Protein Haplotype Analysis Across the Casein Cluster
Across all casein genes, frequency of variants varied between the investigated breeds. Therefore, we performed a haplotype analysis across all protein variants of the four casein genes to position DSN relative to the other breeds.
Altogether, 37 haplotypes were constructed across all cattle breeds; 13 out of 37 haplotypes had a frequency higher than 5% in at least one breed. Out of the 13 haplotypes which met our inclusion criteria, five haplotypes showed a frequency >5%. For DSN, nine haplotypes could occur theoretically based on the number of casein protein variants across the casein cluster. Out of the expected haplotypes, seven were found. The most common haplotype in DSN was B-A 1 -A-A with a frequency of 71.1%. In contrast to DSN, the most frequent haplotype in Holstein (53.1%) as well as in seven other breeds was B-A 2 -A-A ( Table 4 ).
Table 4.
Haplotype | Total | Limousin | Angus | Hereford | Charolais | Simmental | Fleckvieh | Normande | Montbéliarde | Brown Swiss | Gelbvieh | Jersey | Danish Red | Holstein | DSN |
---|---|---|---|---|---|---|---|---|---|---|---|---|---|---|---|
N animals | 1821 | 82 | 276 | 75 | 127 | 217 | 53 | 44 | 54 | 148 | 52 | 66 | 56 | 541 | 30 |
B-A 2 -A-A | 0.424 | 0.419 | 0.644 | 0.359 | 0.331 | 0.446 | 0.415 | 0.100 | 0.072 | 0.115 | 0.490 | 0.045 | 0.136 | 0.531 | 0.116 |
B-A 1 -A-A | 0.147 | 0.071 | 0.032 | 0.313 | 0.041 | 0.145 | 0.270 | 0.046 | 0.055 | 0.078 | 0.091 | 0.439 | 0.196 | 0.717 | |
B-A 2 -A-B | 0.141 | 0.196 | 0.075 | 0.026 | 0.286 | 0.178 | 0.147 | 0.081 | 0.304 | 0.500 | 0.133 | 0.047 | 0.132 | 0.056 | 0.024 |
B-A 1 -A-B | 0.057 | 0.105 | 0.006 | 0.028 | 0.163 | 0.081 | 0.062 | 0.014 | 0.020 | 0.114 | 0.124 | 0.031 | 0.063 | 0.093 | |
B-B-A-B | 0.051 | 0.038 | 0.002 | 0.238 | 0.013 | 0.009 | 0.221 | 0.079 | 0.226 | 0.017 | 0.027 | ||||
C-A 2 -A-B | 0.048 | 0.094 | 0.026 | 0.007 | 0.033 | 0.032 | 0.284 | 0.069 | 0.506 | 0.002 | 0.001 | ||||
B-I-A-B | 0.035 | 0.029 | 0.007 | 0.007 | 0.020 | 0.162 | 0.151 | 0.052 | 0.061 | 0.017 | |||||
B-A 2 -A-E | 0.020 | 0.105 | 0.003 | 0.028 | 0.002 | 0.013 | |||||||||
C-A 2 -A-A | 0.019 | 0.018 | 0.020 | 0.023 | 0.028 | 0.049 | 0.117 | 0.020 | 0.034 | 0.051 | 0.002 | ||||
B-B-A-A | 0.017 | 0.065 | 0.030 | 0.022 | 0.359 | 0.083 | 0.001 | ||||||||
B-A 2 -D-B | 0.004 | 0.132 | 0.054 | ||||||||||||
B-F-A-A | 0.005 | 0.136 | 0.003 | ||||||||||||
B-A 2 -C-A | 0.011 | 0.075 | |||||||||||||
Residual | 0.021 | 0.030 | 0.007 | 0.040 | 0.006 | 0.030 | 0.023 | 0.011 | 0.005 | 0.040 | 0.022 | 0.057 | 0.021 |
Haplotypes with at least 5% in one breed are shown.

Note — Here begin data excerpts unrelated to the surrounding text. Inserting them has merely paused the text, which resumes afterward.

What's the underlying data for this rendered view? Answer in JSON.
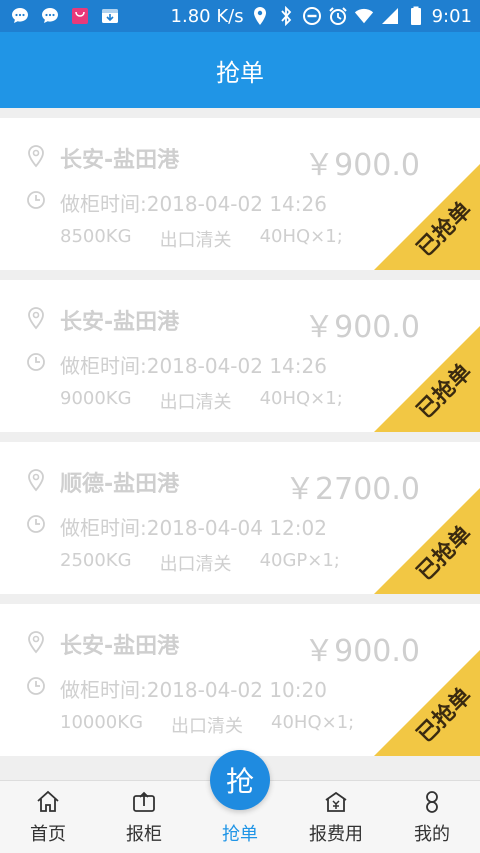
{
  "status_bar": {
    "speed": "1.80 K/s",
    "time": "9:01",
    "icons": [
      "chat-icon",
      "chat-icon",
      "shopping-bag-icon",
      "download-icon",
      "location-icon",
      "bluetooth-icon",
      "dnd-icon",
      "alarm-icon",
      "wifi-icon",
      "signal-icon",
      "battery-icon"
    ]
  },
  "header": {
    "title": "抢单"
  },
  "orders": [
    {
      "route": "长安-盐田港",
      "price": "￥900.0",
      "time": "做柜时间:2018-04-02 14:26",
      "weight": "8500KG",
      "type": "出口清关",
      "container": "40HQ×1;",
      "badge": "已抢单"
    },
    {
      "route": "长安-盐田港",
      "price": "￥900.0",
      "time": "做柜时间:2018-04-02 14:26",
      "weight": "9000KG",
      "type": "出口清关",
      "container": "40HQ×1;",
      "badge": "已抢单"
    },
    {
      "route": "顺德-盐田港",
      "price": "￥2700.0",
      "time": "做柜时间:2018-04-04 12:02",
      "weight": "2500KG",
      "type": "出口清关",
      "container": "40GP×1;",
      "badge": "已抢单"
    },
    {
      "route": "长安-盐田港",
      "price": "￥900.0",
      "time": "做柜时间:2018-04-02 10:20",
      "weight": "10000KG",
      "type": "出口清关",
      "container": "40HQ×1;",
      "badge": "已抢单"
    }
  ],
  "tabbar": {
    "items": [
      {
        "label": "首页",
        "icon": "home-icon"
      },
      {
        "label": "报柜",
        "icon": "upload-box-icon"
      },
      {
        "label": "抢单",
        "icon": "grab-order-icon"
      },
      {
        "label": "报费用",
        "icon": "fee-icon"
      },
      {
        "label": "我的",
        "icon": "user-icon"
      }
    ],
    "active_index": 2,
    "center_glyph": "抢"
  },
  "colors": {
    "primary": "#2095e6",
    "ribbon": "#f2c744",
    "muted_text": "#cfcfcf"
  }
}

Because of their similarity in their comprehensive haplotype distribution, DSN and Danish Red cattle clustered closely together ( Figure 3 ). Both show the highest frequency for the B-A 1 -A-A haplotype. Holstein clusters together with Hereford, Angus, Charolais, Fleckvieh, Gelbvieh, Limousin, and Simmental, which all show the highest frequency for the B-A 2 -A-A haplotype. The breeds Brown Swiss (B-A 2 -A-B = 50.0%), Montebéliarde (B-A 2 -D-B = 35.9%), Jersey (C-A 2 -A-B = 50.6%), and Normande (C-A 2 -A-B = 28.4%) cluster together, showing the highest proportion of other haplotypes.
Discussion
DNA Sequence Variants and New Alleles
Over the whole cattle genome, 0.6% of base pairs were polymorphic sequence variants in all breeds within the 1000 Bull Genomes Project (Sanchez et al., 2017). Within the casein cluster, we detected 0.4% of polymorphic sequence variants, which is an adequate result under consideration of the short region of about 250 kb on the bovine genome.

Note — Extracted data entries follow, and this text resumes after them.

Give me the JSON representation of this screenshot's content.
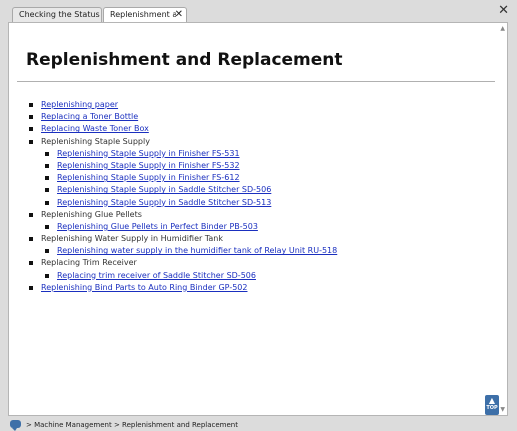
{
  "tabs": [
    {
      "label": "Checking the Status ..."
    },
    {
      "label": "Replenishment and Replacement",
      "close": "✕"
    }
  ],
  "window_close": "✕",
  "page": {
    "title": "Replenishment and Replacement"
  },
  "toc": {
    "i0": {
      "label": "Replenishing paper"
    },
    "i1": {
      "label": "Replacing a Toner Bottle"
    },
    "i2": {
      "label": "Replacing Waste Toner Box"
    },
    "i3": {
      "label": "Replenishing Staple Supply"
    },
    "i4": {
      "label": "Replenishing Staple Supply in Finisher FS-531"
    },
    "i5": {
      "label": "Replenishing Staple Supply in Finisher FS-532"
    },
    "i6": {
      "label": "Replenishing Staple Supply in Finisher FS-612"
    },
    "i7": {
      "label": "Replenishing Staple Supply in Saddle Stitcher SD-506"
    },
    "i8": {
      "label": "Replenishing Staple Supply in Saddle Stitcher SD-513"
    },
    "i9": {
      "label": "Replenishing Glue Pellets"
    },
    "i10": {
      "label": "Replenishing Glue Pellets in Perfect Binder PB-503"
    },
    "i11": {
      "label": "Replenishing Water Supply in Humidifier Tank"
    },
    "i12": {
      "label": "Replenishing water supply in the humidifier tank of Relay Unit RU-518"
    },
    "i13": {
      "label": "Replacing Trim Receiver"
    },
    "i14": {
      "label": "Replacing trim receiver of Saddle Stitcher SD-506"
    },
    "i15": {
      "label": "Replenishing Bind Parts to Auto Ring Binder GP-502"
    }
  },
  "top_button": {
    "arrow": "▲",
    "label": "TOP"
  },
  "scrollbar": {
    "up": "▲",
    "down": "▼"
  },
  "breadcrumb": "> Machine Management > Replenishment and Replacement"
}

In the investigated casein region, intron variants are slightly more frequent with 87.3% in our study than in the whole cattle genome with an average of 84.7% (Hayes and Daetwyler, 2019). Upstream gene variants make up 11.4% of all SNPs in the whole cattle genome. In this study (1,000 bp upstream), only 5.8% of total SNPs were located in the upstream regions, which the authors suspect is due to the definition of what constitutes as “upstream.” Missense variants are more frequent in the investigated casein region, with a proportion of 2.2% compared to the rest of the bovine genome (1.4%), which might point to more abundant genetic variation in the casein cluster compared to the whole genome. Overall, the casein cluster is very similar compared to the average cattle genome, with a few small deviations in the percentage of SNPs found in the upstream, missense, 3′-, and 5′-UTR as well as in splice sites.

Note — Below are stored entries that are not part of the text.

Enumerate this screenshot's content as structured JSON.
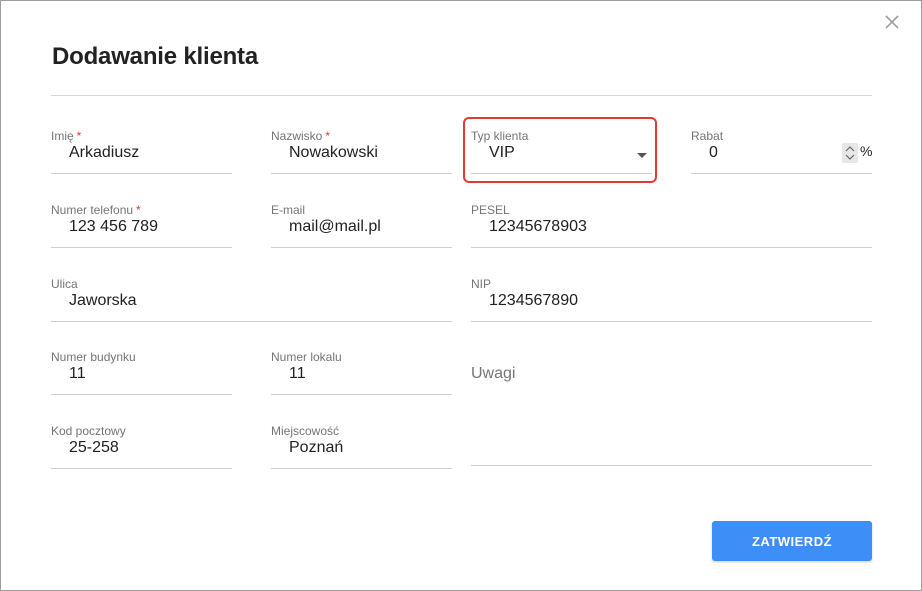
{
  "dialog": {
    "title": "Dodawanie klienta",
    "close_icon": "close-icon"
  },
  "form": {
    "first_name": {
      "label": "Imię",
      "required_mark": "*",
      "value": "Arkadiusz"
    },
    "last_name": {
      "label": "Nazwisko",
      "required_mark": "*",
      "value": "Nowakowski"
    },
    "client_type": {
      "label": "Typ klienta",
      "value": "VIP",
      "icon": "dropdown-caret-icon"
    },
    "discount": {
      "label": "Rabat",
      "value": "0",
      "unit": "%",
      "icon": "spinner-icon"
    },
    "phone": {
      "label": "Numer telefonu",
      "required_mark": "*",
      "value": "123 456 789"
    },
    "email": {
      "label": "E-mail",
      "value": "mail@mail.pl"
    },
    "pesel": {
      "label": "PESEL",
      "value": "12345678903"
    },
    "street": {
      "label": "Ulica",
      "value": "Jaworska"
    },
    "nip": {
      "label": "NIP",
      "value": "1234567890"
    },
    "building_number": {
      "label": "Numer budynku",
      "value": "11"
    },
    "apartment_number": {
      "label": "Numer lokalu",
      "value": "11"
    },
    "notes": {
      "label": "Uwagi",
      "value": ""
    },
    "postal_code": {
      "label": "Kod pocztowy",
      "value": "25-258"
    },
    "city": {
      "label": "Miejscowość",
      "value": "Poznań"
    }
  },
  "actions": {
    "submit_label": "ZATWIERDŹ"
  },
  "colors": {
    "primary": "#3e8ef7",
    "required": "#e53935",
    "highlight": "#e53935"
  }
}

In our analysis, we found 892 SNPs, of which 254 were present in DSN (28.4%). The allele frequencies across all SNPs clearly differentiate between the different cattle breeds. In upstream regulatory regions, no new variant was detected in DSN. Upstream variants in CSN1S1, CSN2, and CSN3, which might have regulatory effects on gene expression, have an allele frequency distribution in DSN similar to other breeds, and the allele frequencies of two variants in the upstream regions of CSN1S2 are comparable to Danish Red. This is interesting because DSN and Danish Red have similar breeding goals towards a dual-purpose phenotype and the breeds show similar fat and protein percentages in milk. As such, it could be proposed that the similarities in the CSN1S2 upstream regions could be influencing the expression level of CSN1S2 in both breeds, leading to similarities in the protein composition of the milk from these breeds. The expression level of the CSN1S2 gene variant of DSN/Danish Red should be further investigated in comparison to other breeds.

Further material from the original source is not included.